On the translation front things have been going way better than I would have thought. Especially after finding out about the DeepL app I mentioned before. It uses a different method of machine learning than G-Translate. Won't pretend to know the science behind it but in effect it's more interpretive, much better at parsing the context of a passage, and avoids common mistakes like messing up pronouns which G-Translate is prone to do. It also has a feature where you can click on any individual word and see likely homonyms. Which is crazy useful when somethings just a bit off. Some crucial features are missing compared to Google's app, like scanning an image for characters with your phone's camera. But between the two of them I've gone from the 80~90% understandable in Aconcagua to basically 99% perfectly understandable in Isaku. With the bulk of translations reading fairly natural.
(example of a particularly bad Google translation that was much better in DeepL)
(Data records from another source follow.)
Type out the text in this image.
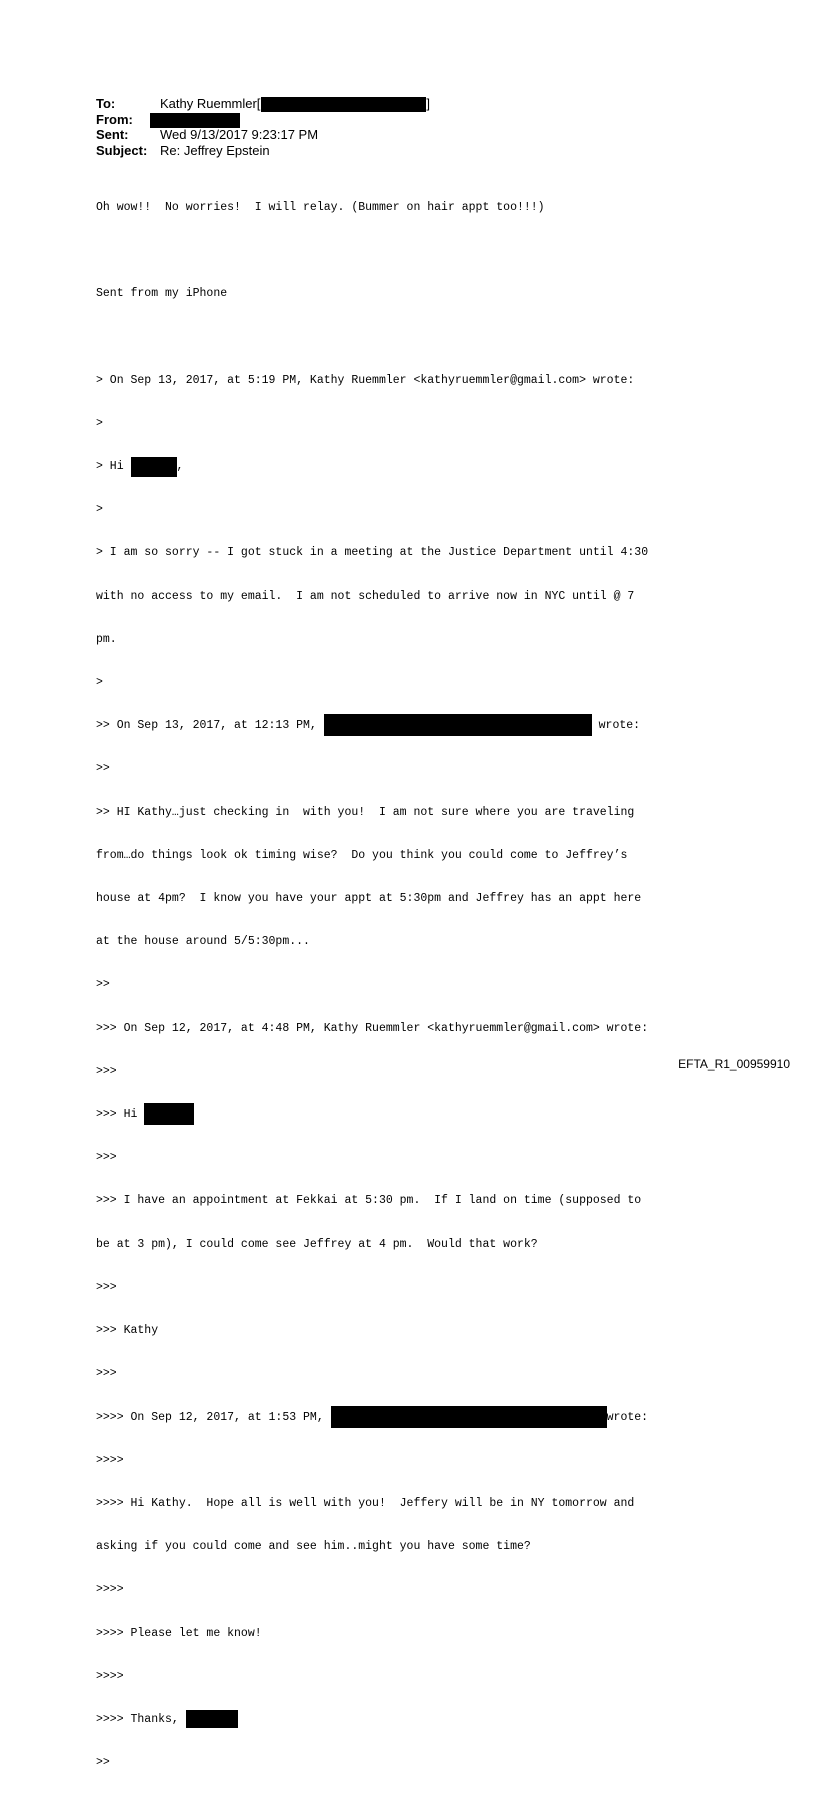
To:	Kathy Ruemmler[	]
From:
Sent:	Wed 9/13/2017 9:23:17 PM
Subject: Re: Jeffrey Epstein

Oh wow!!  No worries!  I will relay. (Bummer on hair appt too!!!)

Sent from my iPhone

> On Sep 13, 2017, at 5:19 PM, Kathy Ruemmler <kathyruemmler@gmail.com> wrote:

>

> Hi	,

>

> I am so sorry -- I got stuck in a meeting at the Justice Department until 4:30

with no access to my email.  I am not scheduled to arrive now in NYC until @ 7

pm.

>

>> On Sep 13, 2017, at 12:13 PM,	wrote:

>>

>> HI Kathy…just checking in  with you!  I am not sure where you are traveling

from…do things look ok timing wise?  Do you think you could come to Jeffrey’s

house at 4pm?  I know you have your appt at 5:30pm and Jeffrey has an appt here

at the house around 5/5:30pm...

>>

>>> On Sep 12, 2017, at 4:48 PM, Kathy Ruemmler <kathyruemmler@gmail.com> wrote:

>>>

>>> Hi

>>>

>>> I have an appointment at Fekkai at 5:30 pm.  If I land on time (supposed to

be at 3 pm), I could come see Jeffrey at 4 pm.  Would that work?

>>>

>>> Kathy

>>>

>>>> On Sep 12, 2017, at 1:53 PM,	wrote:

>>>>

>>>> Hi Kathy.  Hope all is well with you!  Jeffery will be in NY tomorrow and

asking if you could come and see him..might you have some time?

>>>>

>>>> Please let me know!

>>>>

>>>> Thanks,

>>

EFTA_R1_00959910
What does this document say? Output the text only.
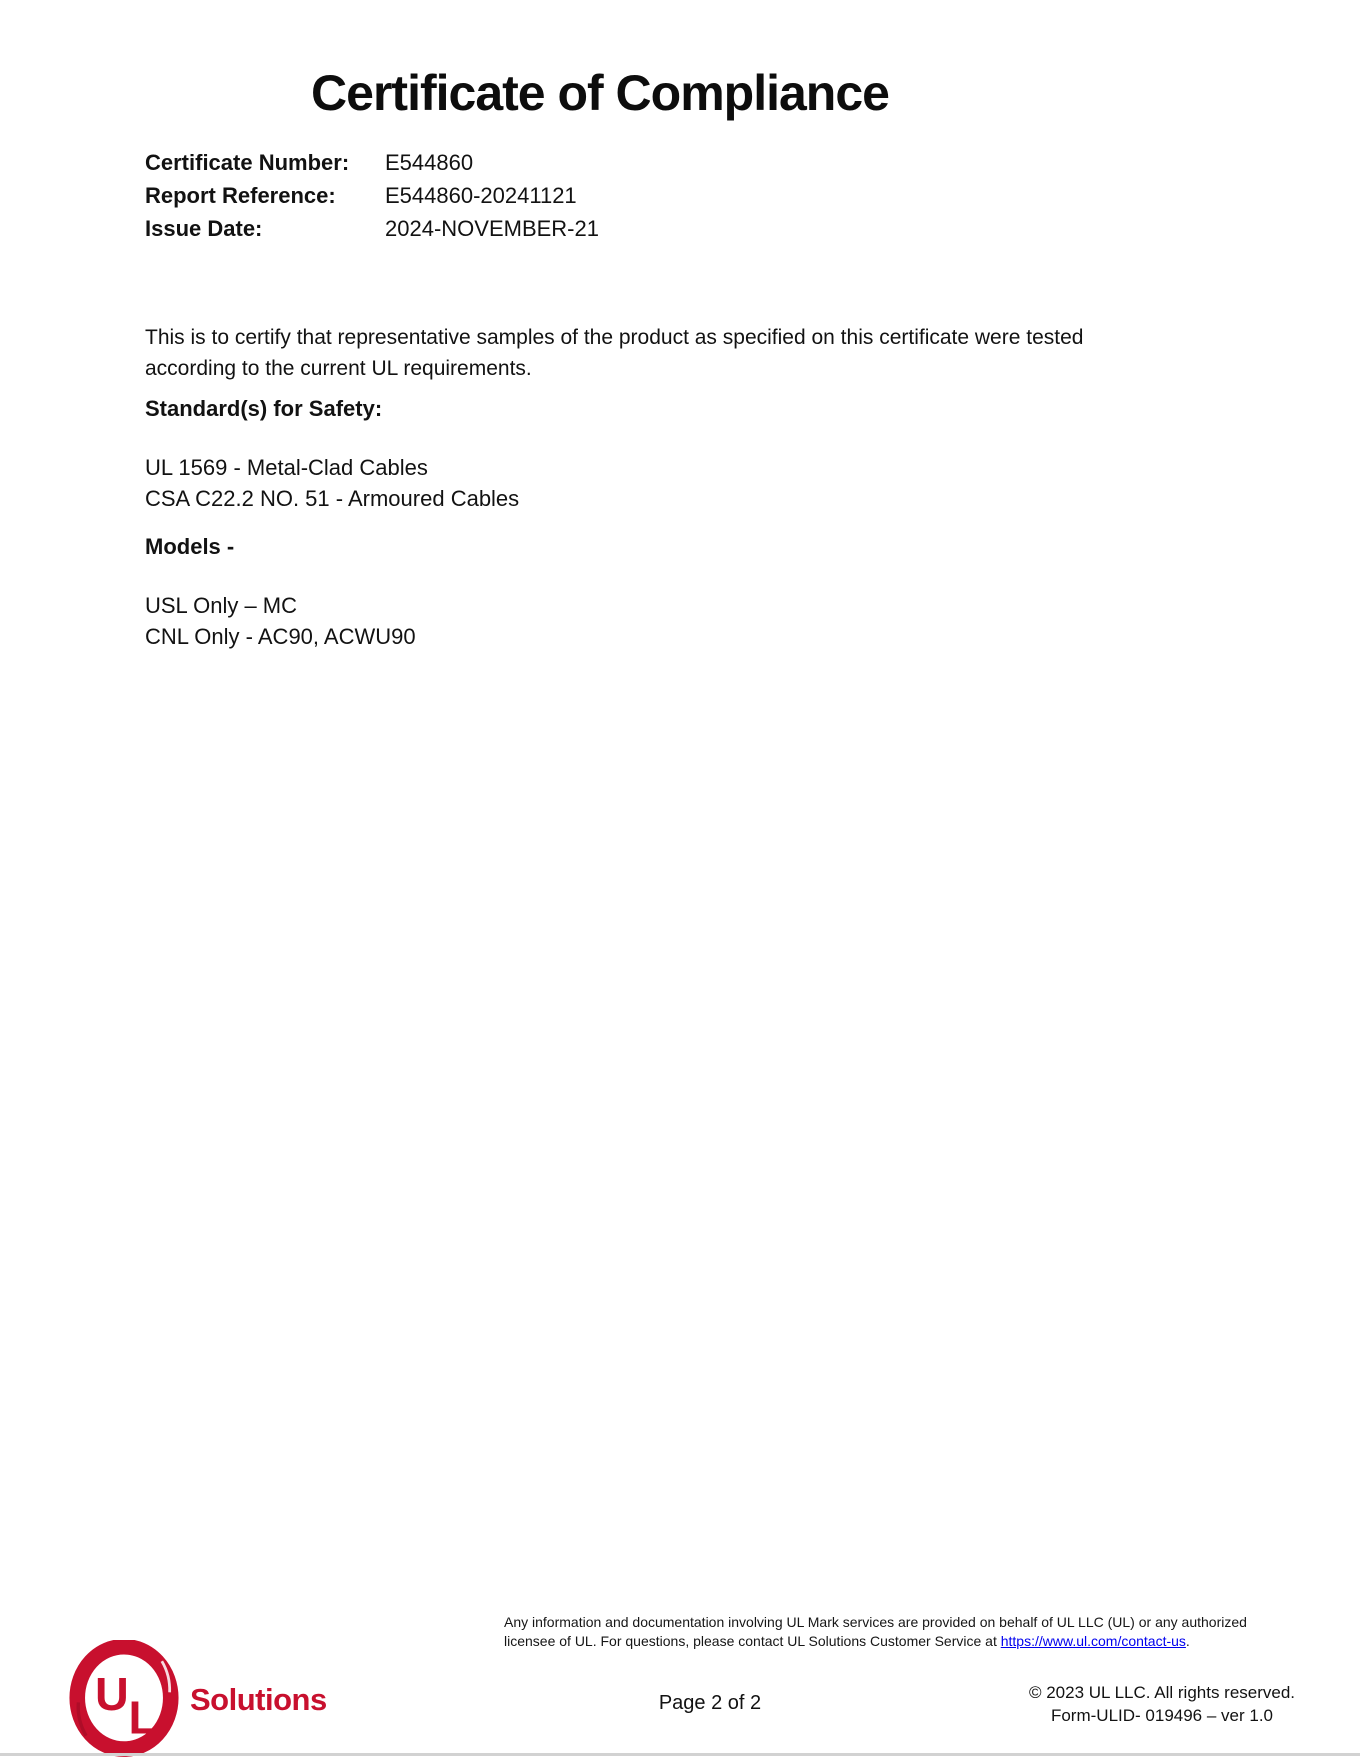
Certificate of Compliance
Certificate Number:	E544860
Report Reference:	E544860-20241121
Issue Date:	2024-NOVEMBER-21
This is to certify that representative samples of the product as specified on this certificate were tested
according to the current UL requirements.
Standard(s) for Safety:
UL 1569 - Metal-Clad Cables
CSA C22.2 NO. 51 - Armoured Cables
Models -
USL Only – MC
CNL Only - AC90, ACWU90
Any information and documentation involving UL Mark services are provided on behalf of UL LLC (UL) or any authorized
licensee of UL. For questions, please contact UL Solutions Customer Service at https://www.ul.com/contact-us.
U L Solutions	Page 2 of 2	© 2023 UL LLC. All rights reserved.
Form-ULID- 019496 – ver 1.0
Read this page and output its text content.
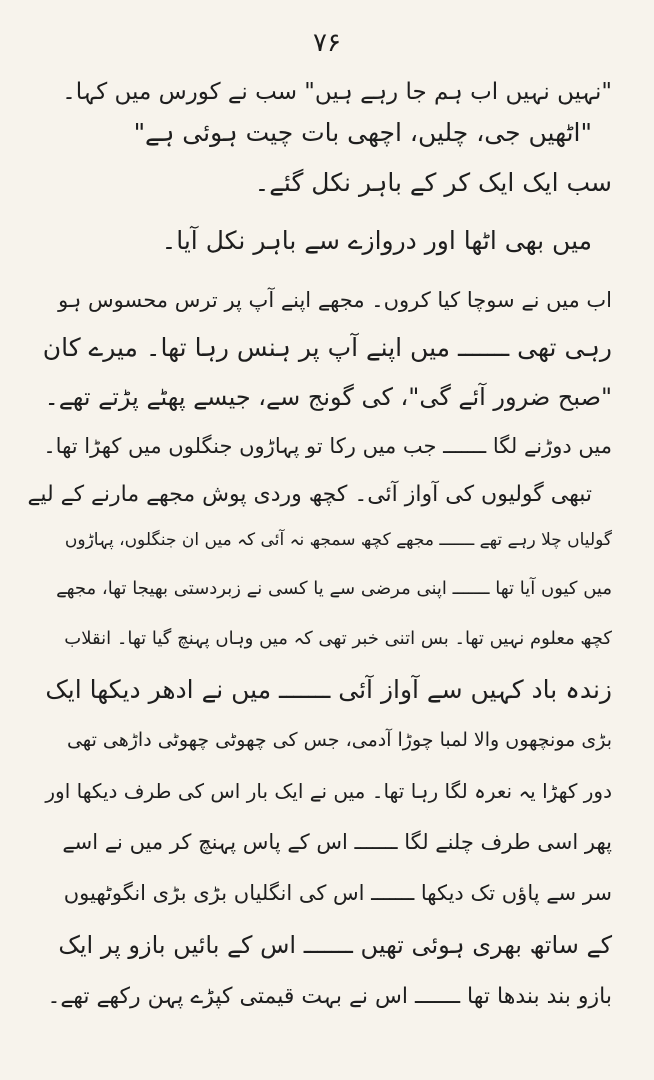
۷۶
"نہیں نہیں اب ہم جا رہے ہیں" سب نے کورس میں کہا۔
"اٹھیں جی، چلیں، اچھی بات چیت ہوئی ہے"
سب ایک ایک کر کے باہر نکل گئے۔
میں بھی اٹھا اور دروازے سے باہر نکل آیا۔
اب میں نے سوچا کیا کروں۔ مجھے اپنے آپ پر ترس محسوس ہو
رہی تھی ـــــــ میں اپنے آپ پر ہنس رہا تھا۔ میرے کان
"صبح ضرور آئے گی"، کی گونج سے، جیسے پھٹے پڑتے تھے۔
میں دوڑنے لگا ـــــــ جب میں رکا تو پہاڑوں جنگلوں میں کھڑا تھا۔
تبھی گولیوں کی آواز آئی۔ کچھ وردی پوش مجھے مارنے کے لیے
گولیاں چلا رہے تھے ـــــــ مجھے کچھ سمجھ نہ آئی کہ میں ان جنگلوں، پہاڑوں
میں کیوں آیا تھا ـــــــ اپنی مرضی سے یا کسی نے زبردستی بھیجا تھا، مجھے
کچھ معلوم نہیں تھا۔ بس اتنی خبر تھی کہ میں وہاں پہنچ گیا تھا۔ انقلاب
زندہ باد کہیں سے آواز آئی ـــــــ میں نے ادھر دیکھا ایک
بڑی مونچھوں والا لمبا چوڑا آدمی، جس کی چھوٹی چھوٹی داڑھی تھی
دور کھڑا یہ نعرہ لگا رہا تھا۔ میں نے ایک بار اس کی طرف دیکھا اور
پھر اسی طرف چلنے لگا ـــــــ اس کے پاس پہنچ کر میں نے اسے
سر سے پاؤں تک دیکھا ـــــــ اس کی انگلیاں بڑی بڑی انگوٹھیوں
کے ساتھ بھری ہوئی تھیں ـــــــ اس کے بائیں بازو پر ایک
بازو بند بندھا تھا ـــــــ اس نے بہت قیمتی کپڑے پہن رکھے تھے۔
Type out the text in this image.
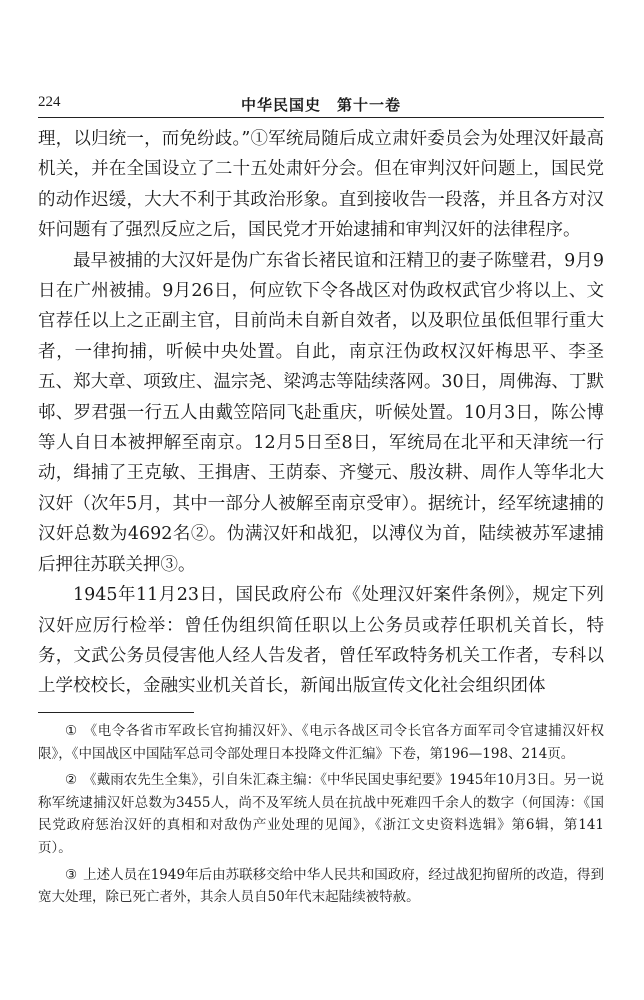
224	中华民国史　第十一卷

理，以归统一，而免纷歧。”①军统局随后成立肃奸委员会为处理汉奸最高机关，并在全国设立了二十五处肃奸分会。但在审判汉奸问题上，国民党的动作迟缓，大大不利于其政治形象。直到接收告一段落，并且各方对汉奸问题有了强烈反应之后，国民党才开始逮捕和审判汉奸的法律程序。

最早被捕的大汉奸是伪广东省长褚民谊和汪精卫的妻子陈璧君，9月9日在广州被捕。9月26日，何应钦下令各战区对伪政权武官少将以上、文官荐任以上之正副主官，目前尚未自新自效者，以及职位虽低但罪行重大者，一律拘捕，听候中央处置。自此，南京汪伪政权汉奸梅思平、李圣五、郑大章、项致庄、温宗尧、梁鸿志等陆续落网。30日，周佛海、丁默邨、罗君强一行五人由戴笠陪同飞赴重庆，听候处置。10月3日，陈公博等人自日本被押解至南京。12月5日至8日，军统局在北平和天津统一行动，缉捕了王克敏、王揖唐、王荫泰、齐燮元、殷汝耕、周作人等华北大汉奸（次年5月，其中一部分人被解至南京受审）。据统计，经军统逮捕的汉奸总数为4692名②。伪满汉奸和战犯，以溥仪为首，陆续被苏军逮捕后押往苏联关押③。

1945年11月23日，国民政府公布《处理汉奸案件条例》，规定下列汉奸应厉行检举：曾任伪组织简任职以上公务员或荐任职机关首长，特务，文武公务员侵害他人经人告发者，曾任军政特务机关工作者，专科以上学校校长，金融实业机关首长，新闻出版宣传文化社会组织团体

① 《电令各省市军政长官拘捕汉奸》、《电示各战区司令长官各方面军司令官逮捕汉奸权限》，《中国战区中国陆军总司令部处理日本投降文件汇编》下卷，第196—198、214页。

② 《戴雨农先生全集》，引自朱汇森主编：《中华民国史事纪要》1945年10月3日。另一说称军统逮捕汉奸总数为3455人，尚不及军统人员在抗战中死难四千余人的数字（何国涛：《国民党政府惩治汉奸的真相和对敌伪产业处理的见闻》，《浙江文史资料选辑》第6辑，第141页）。

③ 上述人员在1949年后由苏联移交给中华人民共和国政府，经过战犯拘留所的改造，得到宽大处理，除已死亡者外，其余人员自50年代末起陆续被特赦。
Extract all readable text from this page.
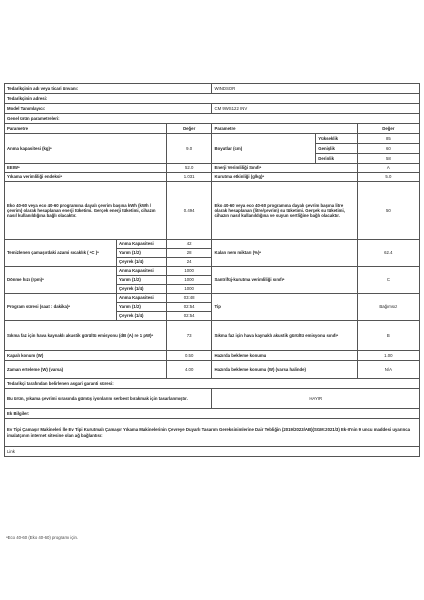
Tedarikçinin adı veya ticari ünvanı:			WINDSOR		
Tedarikçinin adresi:					
Model Tanımlayıcı:			CM 9WS122 INV		
Genel ürün parametreleri:					
Parametre		Değer	Parametre		Değer
Anma kapasitesi (kg)ᵃ		9.0	Boyutlar (cm)	Yükseklik	85
				Genişlik	60
				Derinlik	58
EEIWᵃ		52.0	Enerji Verimliliği Sınıfıᵃ		A
Yıkama verimliliği endeksiᵃ		1.031	Kurutma etkinliği (g/kg)ᵃ		5.0
Eko 40-60 veya eco 40-60 programına dayalı çevrim başına kWh (kWh / çevrim) olarak hesaplanan enerji tüketimi. Gerçek enerji tüketimi, cihazın nasıl kullanıldığına bağlı olacaktır.		0.494	Eko 40-60 veya eco 40-60 programına dayalı çevrim başına litre olarak hesaplanan (litre/çevrim) su tüketimi. Gerçek su tüketimi, cihazın nasıl kullanıldığına ve suyun sertliğine bağlı olacaktır.		50
Temizlenen çamaşırdaki azami sıcaklık ( ᵃC )ᵃ	Anma Kapasitesi	42	Kalan nem miktarı (%)ᵃ		62.4
	Yarım (1/2)	28			
	Çeyrek (1/4)	24			
Dönme hızı (rpm)ᵃ	Anma Kapasitesi	1000	Santrifüj-kurutma verimliliği sınıfıᵃ		C
	Yarım (1/2)	1000			
	Çeyrek (1/4)	1000			
Program süresi (saat : dakika)ᵃ	Anma Kapasitesi	03:48	Tip		Bağımsız
	Yarım (1/2)	02:54			
	Çeyrek (1/4)	02:54			
Sıkma faz için hava kaynaklı akustik gürültü emisyonu (dB (A) re 1 pW)ᵃ		73	Sıkma faz için hava kaynaklı akustik gürültü emisyonu sınıfıᵃ		B
Kapalı konum (W)		0.50	Hazırda bekleme konumu		1.00
Zaman erteleme (W) (varsa)		4.00	Hazırda bekleme konumu (W) (varsa halinde)		N/A
Tedarikçi tarafından belirlenen asgari garanti süresi:					
Bu ürün, yıkama çevrimi sırasında gümüş iyonlarını serbest bırakmak için tasarlanmıştır.			HAYIR		
Ek Bilgiler:					
Ev Tipi Çamaşır Makineleri İle Ev Tipi Kurutmalı Çamaşır Yıkama Makinelerinin Çevreye Duyarlı Tasarım Gereksinimlerine Dair Tebliğin (2019/2023/AB)(SGM:2021/3) Ek-II'nin 9 uncu maddesi uyarınca imalatçının internet sitesine olan ağ bağlantısı:					
Link					
ᵃEco 40-60 (Eko 40-60) programı için.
I'm really impressed that the technology has come to the point where I can play stuff like this with relative ease. Just an extra button press or two (or four for the instances where I tab into DeepL) with my phone on its stand and I'm off to the races. Obviously it's not perfect, but it's actually pretty damn good and I imagine these apps will only get better over time. Honestly for how useful they are, it's a bit ridiculous they're both free. Not that I'm complaining.
In any case, Isaku is a fun game so far and it looks like things will start to get a lot crazier from where I'm at. Miyuki's been setting off some alarm bells.